Missing MongoDB databases?

K

keybus2021-04-02 20:51:51

MongoDB

keybus, 2021-04-02 20:51:51

Good day! I tried to set up access to the database by login / password. I created a user under which I could not log in, later it "did not exist" in the admin database. After that, all the databases created by me disappeared ...

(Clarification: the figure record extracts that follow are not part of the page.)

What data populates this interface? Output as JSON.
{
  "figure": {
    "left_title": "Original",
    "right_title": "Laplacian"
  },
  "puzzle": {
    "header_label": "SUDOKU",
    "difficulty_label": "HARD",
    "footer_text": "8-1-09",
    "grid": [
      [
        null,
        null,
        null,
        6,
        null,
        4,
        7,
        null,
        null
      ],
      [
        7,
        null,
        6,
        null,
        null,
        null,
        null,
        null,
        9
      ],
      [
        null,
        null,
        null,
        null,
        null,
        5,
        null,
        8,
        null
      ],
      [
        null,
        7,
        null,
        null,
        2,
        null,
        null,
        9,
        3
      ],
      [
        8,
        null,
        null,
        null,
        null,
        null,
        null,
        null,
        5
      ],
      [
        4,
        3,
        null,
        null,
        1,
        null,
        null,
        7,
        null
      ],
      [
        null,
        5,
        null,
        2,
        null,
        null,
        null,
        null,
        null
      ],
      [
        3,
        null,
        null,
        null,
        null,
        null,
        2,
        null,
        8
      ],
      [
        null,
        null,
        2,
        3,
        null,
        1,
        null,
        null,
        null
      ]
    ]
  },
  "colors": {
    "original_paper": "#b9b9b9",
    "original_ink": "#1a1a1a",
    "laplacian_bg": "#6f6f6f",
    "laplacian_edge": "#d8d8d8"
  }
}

Does anyone know what happened in this situation?

Reply

Answer the question

In order to leave comments, you need to log in

1 answer(s)

I

Igor Deyashkin, 2021-04-08
@keybus

If you do as you described - authorization is successful. Probably, somewhere in the process of setting up or authorization, an error was made - for example, the user was created in the wrong database or something else.

Listing my check

docker volume create testvol

docker run --rm --name test-mongo -v "testvol:/data/db" -d mongo
docker exec -it test-mongo mongo

use testDb;
db.createCollection("testCollection");
use admin;

db.createRole({
role: "Admin",
privileges: [{
resource: {
db: "testDb",
collection: "testCollection"
},
actions: ["anyAction", "internal"]
}],
roles: []
});

db.createUser({
user: "Admin",
pwd: "testpasswd",
roles: ["Admin"]
});

db.adminCommand({"listDatabases":1, "filter": {"name": "testDb"}, "nameOnly": true});
// { "databases" : [ { "name" : "testDb" } ], "ok" : 1 }

docker stop test-mongo

docker run --rm -v "testvol:/data/db" --name test-mongo -d mongo --auth

docker exec -it test-mongo mongo

db.adminCommand({"listDatabases":1, "filter": {"name": "testDb"}, "nameOnly": true});
//{
//        "ok" : 0,
//        "errmsg" : "command listDatabases requires authentication",
//        "code" : 13,
//        "codeName" : "Unauthorized"
//}

use admin;
db.auth("Admin", "testpasswd");
// 1
db.adminCommand({"listDatabases":1, "filter": {"name": "testDb"}, "nameOnly": true});
// { "databases" : [ { "name" : "testDb" } ], "ok" : 1 }

With disabled authorization, all databases should be visible to you in theory. Perhaps the created user somehow prevents them from being seen in the admin panels through which you check, so use the `listDatabases` command for the purity of the experiment. Run the database with disabled authorization, check that the database exists. If it is not there - probably there is already a problem not related to authorization - write here about it. Find where you created the Admin user and delete it.

docker run --rm -v "testvol:/data/db" --name test-mongo -d mongo
docker exec -it test-mongo mongo

use admin;
// switched to db admin
db.getUsers();
// [{ "_id" : "admin.Admin", ...
db.dropUser("Admin");
// true

After that, you can configure the user again. Perhaps it makes sense to create a "superuser" - a user under which you can administer the database without having to restart the server with disabled authorization. After all, you give the Admin user rights to only one collection, and not to an instance, and, as I understand it, he will not be able to create additional databases, collections, or users.
You can use the root role for this , for example.
And already under this user, continue the configuration.
I note that about the permissions that you issue to your user , it says :
> Do not assign this action unless it is absolutely necessary.
As soon as he gives out exactly those permissions that he needs for the current work, and do the rest from under the "superuser".